When Kelsea Ballerini's "Love Me Like You Mean It" (Black River) hit the top of the Billboard Country Airplay chart (dated July 4), it ended a hefty dry spell for solo females at No. 1. It had been two years and eight months since a woman had reigned as a lead artist: Carrie Underwood had ruled for two weeks with "Blown Away" beginning Oct. 27, 2012.
That's a long time -- the longest drought, in fact, for lead solo female artists in the chart's 25-year history.
But why such a long wait? What's going on at radio? Is the research not there? Are there biases and misconceptions regarding women at country?
Checking in with a sample of programmers, Billboard found that many PDs say they have been supportive of women, even if national consensus doesn't appear to back that up. "I have had a lot of success with females here, and in many cases, that didn't translate nationally," says Tim Roberts, operations manager/PD of CBS Radio's WYCD Detroit. "This single worked across the board with us. She came in, played the conference room early on, the staff fell in love with her, and then it tested phenomenally right out of the gate. It had all the ingredients for a hit record."
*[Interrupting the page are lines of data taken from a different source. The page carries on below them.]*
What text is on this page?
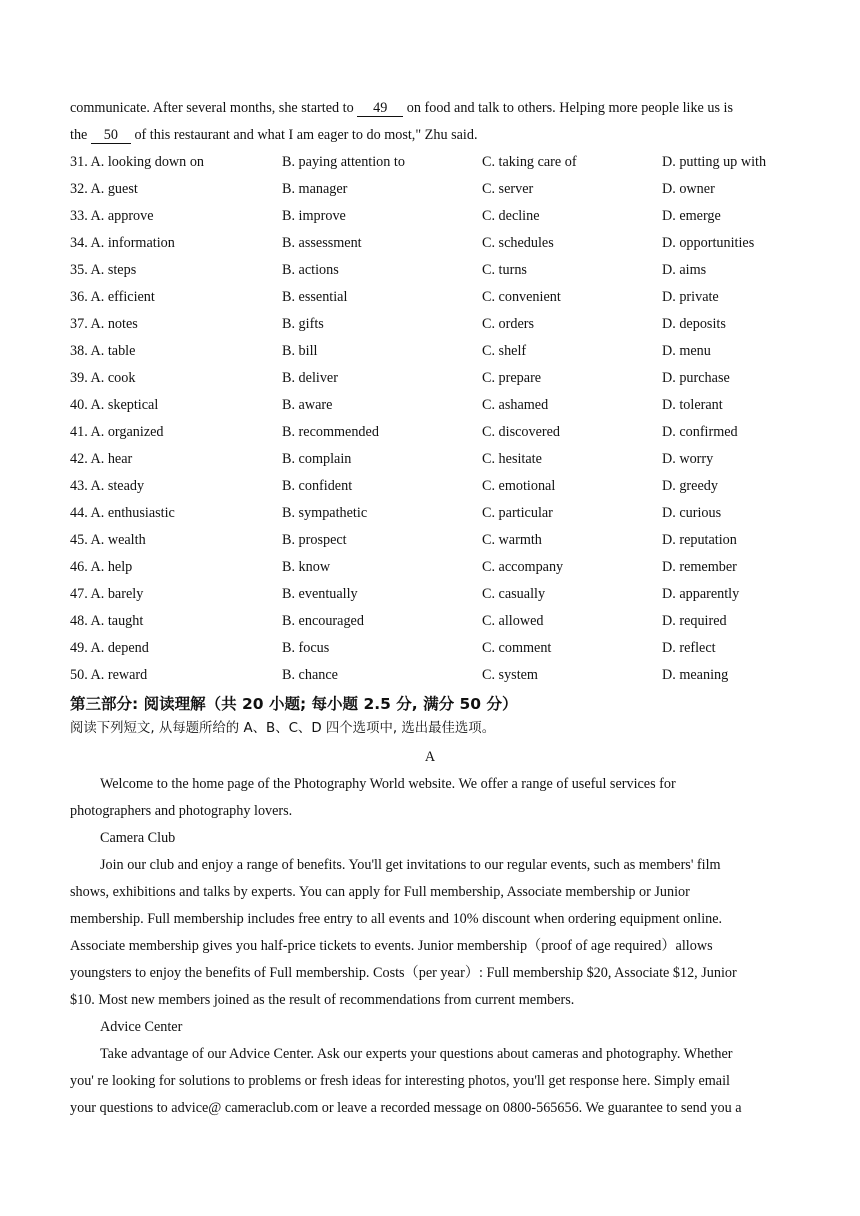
communicate. After several months, she started to 49 on food and talk to others. Helping more people like us is
the 50 of this restaurant and what I am eager to do most," Zhu said.
31. A. looking down on	B. paying attention to	C. taking care of	D. putting up with
32. A. guest	B. manager	C. server	D. owner
33. A. approve	B. improve	C. decline	D. emerge
34. A. information	B. assessment	C. schedules	D. opportunities
35. A. steps	B. actions	C. turns	D. aims
36. A. efficient	B. essential	C. convenient	D. private
37. A. notes	B. gifts	C. orders	D. deposits
38. A. table	B. bill	C. shelf	D. menu
39. A. cook	B. deliver	C. prepare	D. purchase
40. A. skeptical	B. aware	C. ashamed	D. tolerant
41. A. organized	B. recommended	C. discovered	D. confirmed
42. A. hear	B. complain	C. hesitate	D. worry
43. A. steady	B. confident	C. emotional	D. greedy
44. A. enthusiastic	B. sympathetic	C. particular	D. curious
45. A. wealth	B. prospect	C. warmth	D. reputation
46. A. help	B. know	C. accompany	D. remember
47. A. barely	B. eventually	C. casually	D. apparently
48. A. taught	B. encouraged	C. allowed	D. required
49. A. depend	B. focus	C. comment	D. reflect
50. A. reward	B. chance	C. system	D. meaning
第三部分: 阅读理解（共 20 小题; 每小题 2.5 分, 满分 50 分）
阅读下列短文, 从每题所给的 A、B、C、D 四个选项中, 选出最佳选项。
A
Welcome to the home page of the Photography World website. We offer a range of useful services for
photographers and photography lovers.
Camera Club
Join our club and enjoy a range of benefits. You'll get invitations to our regular events, such as members' film
shows, exhibitions and talks by experts. You can apply for Full membership, Associate membership or Junior
membership. Full membership includes free entry to all events and 10% discount when ordering equipment online.
Associate membership gives you half-price tickets to events. Junior membership（proof of age required）allows
youngsters to enjoy the benefits of Full membership. Costs（per year）: Full membership $20, Associate $12, Junior
$10. Most new members joined as the result of recommendations from current members.
Advice Center
Take advantage of our Advice Center. Ask our experts your questions about cameras and photography. Whether
you' re looking for solutions to problems or fresh ideas for interesting photos, you'll get response here. Simply email
your questions to advice@ cameraclub.com or leave a recorded message on 0800-565656. We guarantee to send you a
Roberts adds another important viewpoint: Although there has been such a wide gap between No. 1s for solo females, his playlist has long been peppered with women, thanks to female-led groups. "When Karen [Fairchild of Little Big Town] sings lead on 'Girl Crush,' that's a female. Listeners don't make these rigid industry distinctions that we do. Same thing with Lady Antebellum, The Band Perry and so on." (Those groups have tallied one, nine and four Country Airplay No. 1s, respectively, since 2009.)
iHeartMedia's WSIX Nashville senior vp programming Michael Bryan concurs that Ballerini makes a strong case that women can return to dominance at the format. "We have almost 1,400 spins on ["Love Me Like You Mean It"], and we're already playing her new single, 'Dibs' [going for adds July 20]. There's something special about her, and I saw it from day one when she played in my office for me. I supported her from the very beginning, and I don't often do that. The content of ["Love"] was something we desperately needed on the charts. I'm hoping that it will create momentum for other women."
Nate Deaton, GM of Empire Broadcasting's KRTY San Jose, Calif., notes that there's an opportunity for new women, and audience, at country in 2015 post-Taylor Swift's 1989 segue to pop. "I believe that a good amount of listeners changed formats when Taylor went pop, so we needed [Ballerini]. Timing was good, and she got several boosts along the way, including Taylor saying favorable things [on Twitter]. She played our conference room, and I knew there was something unique about her. The song sounded great on the air but also hit the marks in research. That doesn't happen all the time.
"At this station, we've backed females all along; Maggie Rose, Jana Kramer and many others did amazingly well in this market. I'm really glad to see that the Kelsea record achieved enough success nationally to get her a No. 1.
"I hope that this is a prime moment," says Deaton of a possible upturn for women overall at country radio. "I mean, when I look at the pop charts, it's full of females."
What separated Ballerini from other female country aspirants? Tom Jordan, PD of Buck Owens Broadcasting's KUZZ Bakersfield, Calif., thinks that authenticity is key, along with, of course, being armed with a great record. "She played for the staff early in the song's run, and she blew everyone away. So many new artists are trained on exactly what to say and can come off as a little plastic. With Kelsea, you just know from the second that she opens her mouth that this girl is real. On top of that, and most importantly, every song she sang was outstanding. She was so good, she just had me scratching my head."
Still, unlike the other programmers surveyed, Jordan feels that "Love" may not be a proverbial game-changer for women. "I just don't hear the quality in the songs when I listen to other new women. However, the Kelsea song is so good that I can see it inspiring greatness."
While radio appears open to welcoming more women, it's ultimately up to labels to provide them. Warner Music Nashville president/CEO John Esposito says that Ballerini hitting No. 1 can be a step in that direction (adding that Kramer, who is on his label, and Ballerini are good friends and have toured together). "We were rooting for her. Is this a pivotal moment? I think it might be for this cycle," he muses. "Kitty Wells was a game-changer back in the 1950s for females, and there have been game-changers for groups, traditional country acts, and on and on. Fundamentally, I think the Kelsea song may provide a boost [to other women]." Notably, Kramer's "I Got the Boy" bullets at No. 38 on the Country Airplay chart dated July 11.
Esposito adds that songs by women, like all singles, will need to play enough to warrant impressive call-out numbers. "You can't research a record that you're barely spinning. The brave PDs are already getting great results on women. We just need a few more bold programmers not afraid to take those chances."
Overall, when it comes to reacting to Ballerini's career-opening No. 1 in terms of how labels look at signing artists, Esposito makes it loud and clear that it won't change their philosophy. It's not gender, but talent, that dictates deals. "We simply sign the most talented artists. And, we're never looking for a certain sound, like 'bro country.' It's, 'Is this a great artist?' In the end, that's all that really matters."